Il Consiglio dei Ministri ha prorogato lo stato di emergenza per la concentrazione di arsenico nell’acqua potabile della regione Lazio. Il problema riguarda decine di comuni delle province di Latina e Roma, pari a un bacino di popolazione di circa 470 mila abitanti, e 53 comuni della provincia di Viterbo, per circa 286 mila persone. Lo stato di emergenza era stato deciso il 17 dicembre 2010 per effettuare gli interventi di bonifica delle acque dalle concentrazioni di arsenico.
La proroga dell’emergenza arsenico nelle acque potabili del Lazio è stata decisa nel Consiglio dei Ministri di ieri sera, che ha inoltre deliberato la partecipazione all’aumento del capitale della Banca di sviluppo del Consiglio d’Europa e ha preso in esame alcune leggi regionali. Il CdM ha dunque prorogato fino al 31 dicembre 2012 lo stato di emergenza, dichiarato il 17 dicembre 2010, in relazione alla concentrazione di arsenico, superiore ai limiti stabiliti dal decreto legislativo n. 31 del 2001, riscontrata nelle acque destinate all’uso umano di alcuni Comuni della Regione Lazio.
Come si legge nella nota di Palazzo Chigi, “la proroga, chiesta dal Commissario delegato – Presidente della Regione Lazio, si è resa necessaria per garantire il completamento degli interventi di potabilizzazione di carattere straordinario e urgente approvati il 14 marzo 2011 e finalizzati a ricondurre le concentrazione di arsenico entro i limiti stabiliti dalla Commissione europea, oltre che a salvaguardare da possibili gravi rischi a interessi pubblici primari quali la salute e l’igiene pubblica”.

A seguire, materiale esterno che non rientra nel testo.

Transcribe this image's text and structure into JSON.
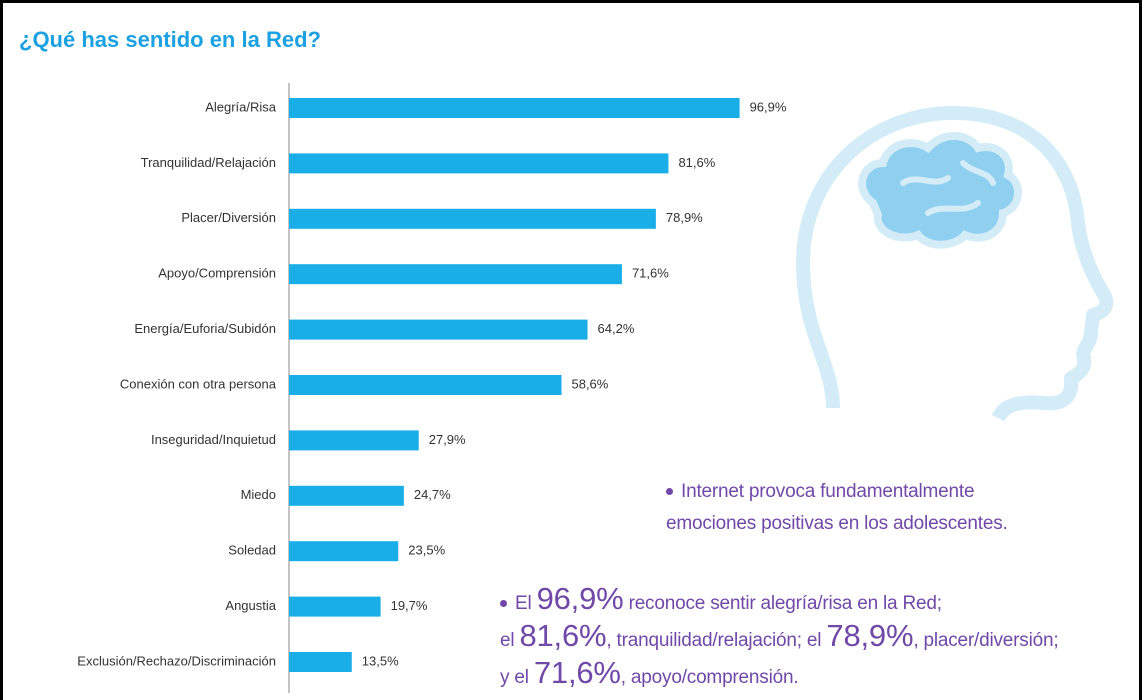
{
  "chart_data": {
    "type": "bar",
    "orientation": "horizontal",
    "title": "¿Qué has sentido en la Red?",
    "categories": [
      "Alegría/Risa",
      "Tranquilidad/Relajación",
      "Placer/Diversión",
      "Apoyo/Comprensión",
      "Energía/Euforia/Subidón",
      "Conexión con otra persona",
      "Inseguridad/Inquietud",
      "Miedo",
      "Soledad",
      "Angustia",
      "Exclusión/Rechazo/Discriminación"
    ],
    "values": [
      96.9,
      81.6,
      78.9,
      71.6,
      64.2,
      58.6,
      27.9,
      24.7,
      23.5,
      19.7,
      13.5
    ],
    "value_labels": [
      "96,9%",
      "81,6%",
      "78,9%",
      "71,6%",
      "64,2%",
      "58,6%",
      "27,9%",
      "24,7%",
      "23,5%",
      "19,7%",
      "13,5%"
    ],
    "color": "#1aaee8",
    "annotations": [
      {
        "lines": [
          [
            "Internet provoca fundamentalmente"
          ],
          [
            "emociones positivas en los adolescentes."
          ]
        ]
      },
      {
        "lines": [
          [
            "El ",
            "96,9%",
            " reconoce sentir alegría/risa en la Red;"
          ],
          [
            "el ",
            "81,6%",
            ", tranquilidad/relajación; el ",
            "78,9%",
            ", placer/diversión;"
          ],
          [
            "y el ",
            "71,6%",
            ", apoyo/comprensión."
          ]
        ]
      }
    ]
  }
}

Dalla relazione sullo stato dei lavori, emerge che per i comuni delle province di Latina e Roma (30 in totale con il coinvolgimento di circa 470 mila abitanti) il rientro nei parametri consentiti sarebbe imminente grazie agli interventi già avviati, mentre più difficile è il lavoro sui 53 comuni interessati dal problema nella provincia di Viterbo (circa 286.000 persone coinvolte) perché “oltre ad avere un’alta concentrazione di arsenico, a carattere naturale, in gran parte delle fonti di approvvigionamento idrico potabile, hanno schemi idrici fortemente frammentati che non consentono un’agevole integrazione del sistema degli acquedotti”.